Editorial: A nova normalidade

Secretário do Tesouro Nacional, o economista cearense Mansueto Almeida foi claro ao anunciar que, no restante deste exercício de 2020, o esforço do Governo Federal pelo ajuste das contas públicas deixou de ser prioridade. Mais urgente e incontornável, entende-se, é o combate à pandemia do novo coronavírus e suas consequências em diversas frentes. Em tal entendimento, predominam a razão e o compromisso com o bem-estar da população.
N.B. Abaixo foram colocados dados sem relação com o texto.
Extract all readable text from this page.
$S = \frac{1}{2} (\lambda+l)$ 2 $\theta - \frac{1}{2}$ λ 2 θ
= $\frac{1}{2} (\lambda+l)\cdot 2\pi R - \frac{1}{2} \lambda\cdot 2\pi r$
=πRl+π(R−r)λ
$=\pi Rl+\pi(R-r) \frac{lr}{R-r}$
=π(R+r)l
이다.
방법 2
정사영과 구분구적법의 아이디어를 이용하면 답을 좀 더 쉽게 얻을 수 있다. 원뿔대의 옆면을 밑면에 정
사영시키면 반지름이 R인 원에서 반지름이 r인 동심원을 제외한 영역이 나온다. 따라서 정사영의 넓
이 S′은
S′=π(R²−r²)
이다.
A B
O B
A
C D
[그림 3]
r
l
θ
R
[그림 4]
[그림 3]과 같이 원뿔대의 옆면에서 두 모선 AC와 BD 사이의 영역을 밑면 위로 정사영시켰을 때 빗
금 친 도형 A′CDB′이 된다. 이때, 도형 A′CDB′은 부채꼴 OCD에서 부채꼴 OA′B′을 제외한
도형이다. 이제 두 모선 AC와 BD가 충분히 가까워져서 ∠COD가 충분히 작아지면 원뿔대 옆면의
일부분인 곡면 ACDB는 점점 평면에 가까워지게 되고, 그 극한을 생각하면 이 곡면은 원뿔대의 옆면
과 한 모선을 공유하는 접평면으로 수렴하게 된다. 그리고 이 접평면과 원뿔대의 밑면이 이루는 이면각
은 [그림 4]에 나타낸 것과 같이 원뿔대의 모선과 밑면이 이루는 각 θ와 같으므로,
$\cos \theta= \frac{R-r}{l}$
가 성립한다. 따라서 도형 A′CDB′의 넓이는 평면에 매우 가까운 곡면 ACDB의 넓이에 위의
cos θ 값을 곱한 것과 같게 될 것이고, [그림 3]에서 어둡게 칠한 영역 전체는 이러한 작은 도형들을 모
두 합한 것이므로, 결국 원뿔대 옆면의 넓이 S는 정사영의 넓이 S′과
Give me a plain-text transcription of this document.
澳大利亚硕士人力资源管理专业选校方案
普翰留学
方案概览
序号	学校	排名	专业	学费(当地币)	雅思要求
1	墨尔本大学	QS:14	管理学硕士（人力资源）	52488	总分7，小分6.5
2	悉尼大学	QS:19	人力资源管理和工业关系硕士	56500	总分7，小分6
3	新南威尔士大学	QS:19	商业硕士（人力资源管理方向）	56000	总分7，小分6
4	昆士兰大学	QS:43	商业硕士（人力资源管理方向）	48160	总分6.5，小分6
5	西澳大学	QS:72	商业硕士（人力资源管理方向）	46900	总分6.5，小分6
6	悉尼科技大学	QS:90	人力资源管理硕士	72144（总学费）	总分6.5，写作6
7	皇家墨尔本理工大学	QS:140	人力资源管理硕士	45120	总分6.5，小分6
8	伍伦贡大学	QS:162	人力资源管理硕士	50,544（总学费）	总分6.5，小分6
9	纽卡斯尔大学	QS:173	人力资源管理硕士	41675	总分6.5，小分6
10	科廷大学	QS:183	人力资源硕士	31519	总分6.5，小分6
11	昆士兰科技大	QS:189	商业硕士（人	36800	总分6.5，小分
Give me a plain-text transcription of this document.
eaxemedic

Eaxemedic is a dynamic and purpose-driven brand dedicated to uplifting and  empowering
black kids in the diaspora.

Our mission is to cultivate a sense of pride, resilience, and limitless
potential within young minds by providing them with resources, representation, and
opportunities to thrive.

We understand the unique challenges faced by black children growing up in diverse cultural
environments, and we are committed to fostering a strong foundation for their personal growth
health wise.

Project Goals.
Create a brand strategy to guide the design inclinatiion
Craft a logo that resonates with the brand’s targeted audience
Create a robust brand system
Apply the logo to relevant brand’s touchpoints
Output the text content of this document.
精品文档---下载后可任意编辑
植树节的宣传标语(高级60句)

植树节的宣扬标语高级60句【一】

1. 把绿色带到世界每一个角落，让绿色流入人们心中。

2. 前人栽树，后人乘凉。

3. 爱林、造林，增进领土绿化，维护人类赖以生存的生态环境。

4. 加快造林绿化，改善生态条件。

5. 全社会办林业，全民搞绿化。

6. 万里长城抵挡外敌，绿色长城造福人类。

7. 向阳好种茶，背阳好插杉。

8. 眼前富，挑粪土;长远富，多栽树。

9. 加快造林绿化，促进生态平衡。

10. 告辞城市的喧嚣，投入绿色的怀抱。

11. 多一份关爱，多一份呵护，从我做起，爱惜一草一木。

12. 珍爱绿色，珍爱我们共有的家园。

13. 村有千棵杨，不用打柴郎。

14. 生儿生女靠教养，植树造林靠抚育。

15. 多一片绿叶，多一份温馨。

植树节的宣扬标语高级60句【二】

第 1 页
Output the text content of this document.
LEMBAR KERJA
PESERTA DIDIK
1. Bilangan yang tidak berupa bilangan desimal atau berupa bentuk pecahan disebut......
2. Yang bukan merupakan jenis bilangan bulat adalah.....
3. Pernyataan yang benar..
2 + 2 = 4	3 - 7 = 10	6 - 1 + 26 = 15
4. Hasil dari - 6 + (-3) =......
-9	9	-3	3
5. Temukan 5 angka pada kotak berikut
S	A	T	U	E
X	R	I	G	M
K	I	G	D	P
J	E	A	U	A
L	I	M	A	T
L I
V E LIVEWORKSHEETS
A pandemia é uma tragédia sanitária, catalisadora de crises econômica e financeira, que segue destruindo vidas, empresas e empregos em todo o mundo.

Até agora, somados todos os recursos extraordinários e extraorçamentários criados pelo Executivo, aprovados pelo Legislativo e já liberados para o Ministério da Saúde, para os estados e os municípios e, também, para quase 50 milhões de pessoas que perderam renda em consequência da crise virótica, o Tesouro Nacional, como revelou seu secretário, já gastou perto de R$ 1 trilhão. Resultado: o déficit orçamentário - que em janeiro era de R$ 125 bilhões - saltou para R$ 700 bilhões, com viés de alta.

Não surpreendeu, pois, a queda de 1,5% do PIB do primeiro trimestre deste ano. Esse tombo será bem maior neste segundo trimestre que se encerrará no próximo dia 30. Estimam os economistas que a nova redução será de, no mínimo, 4%, o que ratificará a constatação de que a economia brasileira está mergulhada em sua maior e mais grave recessão. Há previsão de que, no terceiro e no quarto trimestres - retomadas todas as atividades econômicas, parte das quais continua interditada pelo isolamento social imposta pelos governadores e prefeitos, conforme decisão do Supremo Tribunal Federal - o PIB inicie a etapa de recuperação, que será, todavia, sobre uma base altamente comprimida. Para que a economia retorne aos índices de crescimento registrados antes da pandemia, haverá um longo e difícil caminho a palmilhar.

Há gargalos a enfrentar. A indústria do aço reclama de uma retração de 40% e pede socorro ao governo da União, alegando que, com 13 altos fornos paralisados, o setor pode ser ainda mais prejudicado pela concorrência da China e da Coreia do Sul, cuja atividade industrial reaqueceu. Os dois países importam do Brasil o minério de ferro que é lá beneficiado e em seguida, com alto valor agregado, exportado para a sua origem em forma de aço plano com preço competitivo, ameaçando as siderúrgicas brasileiras. Outras cadeias produtivas nacionais - algumas das quais se acostumaram mais aos incentivos governamentais e menos à busca da produtividade - também temem a concorrência chinesa.

Os que trabalham e produzem já sabem que a retomada da atividade será lenta. Não só no Brasil, mas no mundo, o consumo das pessoas caiu, os hábitos de comprar mudaram, há um novo mercado de trabalho sob pesquisa de especialistas e uma nova relação entre as empresas com seus fornecedores e clientes. Até os governos - cujas receitas estão a cair, e cairão mais ainda - terão de correr para apurar o melhor significado dessas mudanças. O desafio de encarar a nova normalidade mexe, principalmente, com a criatividade dos que lideram as nações e as grandes corporações empresariais, cuja capacidade de resposta é exigida neste momento.